大小姐在月貌的尸体前来回踱步,优哉游哉,仿佛在跟空气对话。不光是气味,周围甚至还留着大小姐的脚印,花容更是肯定,这里没来过什么贼人,除了大小姐和妹妹以外,这个山坳中已经很久没人经过了。
萧纯怎么也不会想到,花容居然会在这么短的时间内找到她焚尸的地点,否则的话,她一定会做得更隐秘一点。
“明白了......原来是这样......”
此刻,花容对着月貌的残骸呢喃着,她用手去捧妹妹的骸骨,但谁知道刚抱起来,大片的骨头便碎成了渣。
公孙赶紧上前,他害怕花容经不住这样的打击,然而,目睹妹妹骸骨成灰的花容却什么反应也没有。
公孙赶忙说道:“花容你别伤心,我,我立刻去找个骨灰坛来。”
“不用了。”花容抬了抬手,“就让妹妹暂时葬在这片梅林当中吧。”
“什么?”公孙愣住了。
“公孙,答应我,今晚的事情绝对不要向任何人说起,萧丞相也不行。

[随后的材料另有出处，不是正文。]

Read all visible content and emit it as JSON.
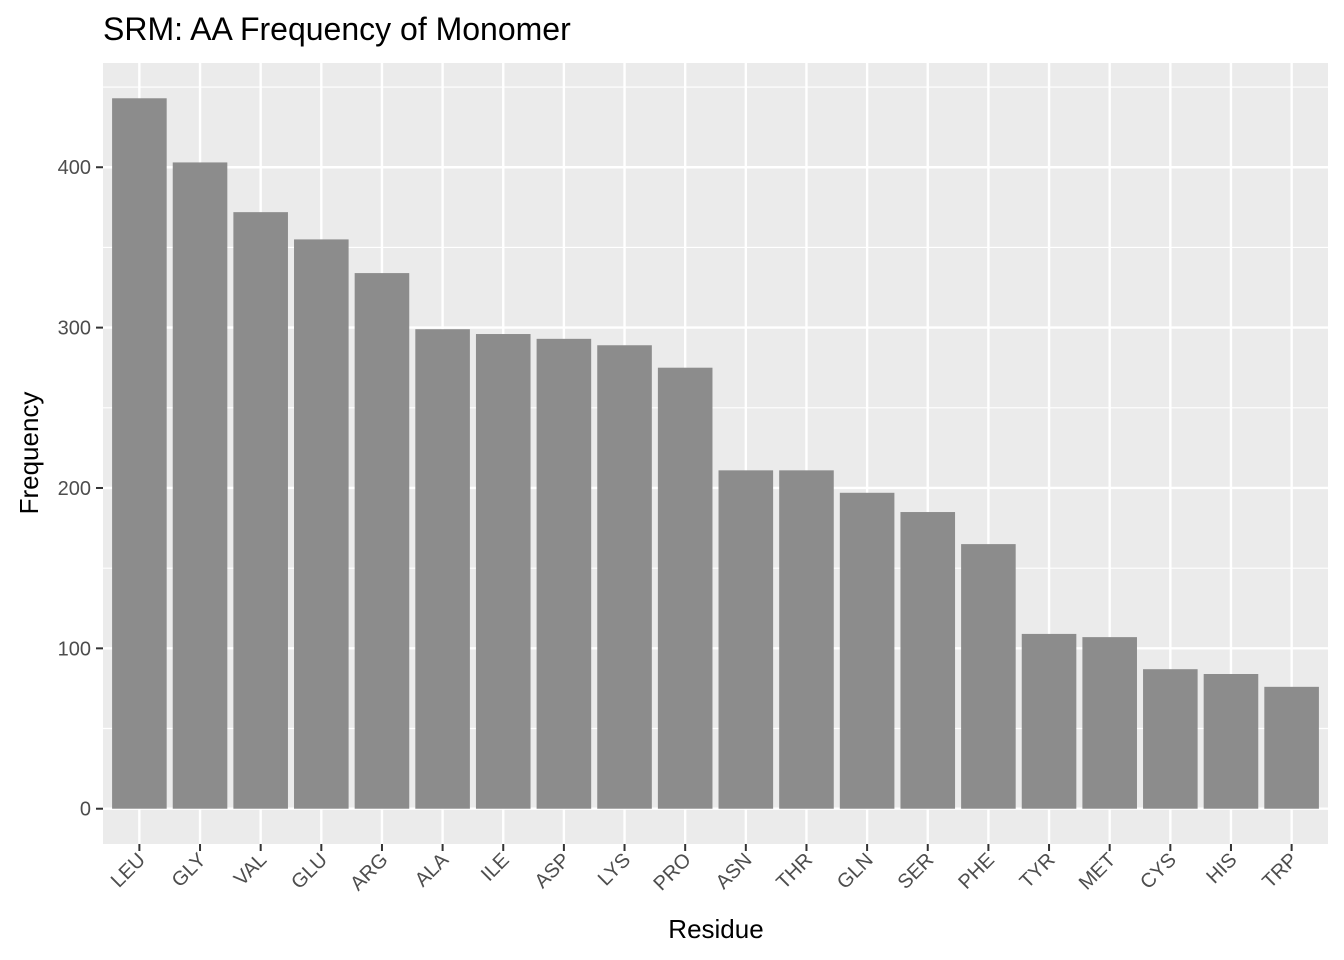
{
  "chart_data": {
    "type": "bar",
    "title": "SRM: AA Frequency of Monomer",
    "xlabel": "Residue",
    "ylabel": "Frequency",
    "categories": [
      "LEU",
      "GLY",
      "VAL",
      "GLU",
      "ARG",
      "ALA",
      "ILE",
      "ASP",
      "LYS",
      "PRO",
      "ASN",
      "THR",
      "GLN",
      "SER",
      "PHE",
      "TYR",
      "MET",
      "CYS",
      "HIS",
      "TRP"
    ],
    "values": [
      443,
      403,
      372,
      355,
      334,
      299,
      296,
      293,
      289,
      275,
      211,
      211,
      197,
      185,
      165,
      109,
      107,
      87,
      84,
      76
    ],
    "ylim": [
      -22,
      465
    ],
    "yticks": [
      0,
      100,
      200,
      300,
      400
    ],
    "grid": true,
    "legend": "none",
    "colors": {
      "panel_background": "#ebebeb",
      "grid_line": "#ffffff",
      "bar_fill": "#8c8c8c",
      "tick_text": "#4d4d4d",
      "tick_mark": "#333333"
    }
  }
}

”花容的语调中透出一股森寒气息。
“可怎么能让月貌......”
“答应我!”花容突然声色俱厉的看向公孙。
公孙有些被这小姑娘给吓到了,然后用力的点了点头,“好,花容,我答应你,今晚的事,我就是死也不会透露给别人。但是花容,你就真的让月貌这样?”
比死更凄惨的是成为无人祭拜的孤魂野鬼,花容当然不会让月貌落到这种下场。
她突然在妹妹的尸体前走了起来,就和萧纯在此地时所走的一样,每一步,每一个动作,当月貌施展开她能力的极限,便好似能窥见过去,洞尽先机。
“让月貌暂时在这梅林中赏花吧,等我为她布置好葬礼之后,会让她入土为安的。”花容说道。
“你打算怎么布置?”公孙问道。
“这个好说,只是,月貌那么喜欢热闹,连睡觉都不敢一个人,她现在死得这么惨,怎么能没人陪葬呢?”说完,花容拿起火把,返身往回走。
公孙发现,他并不真的认识这个女孩儿。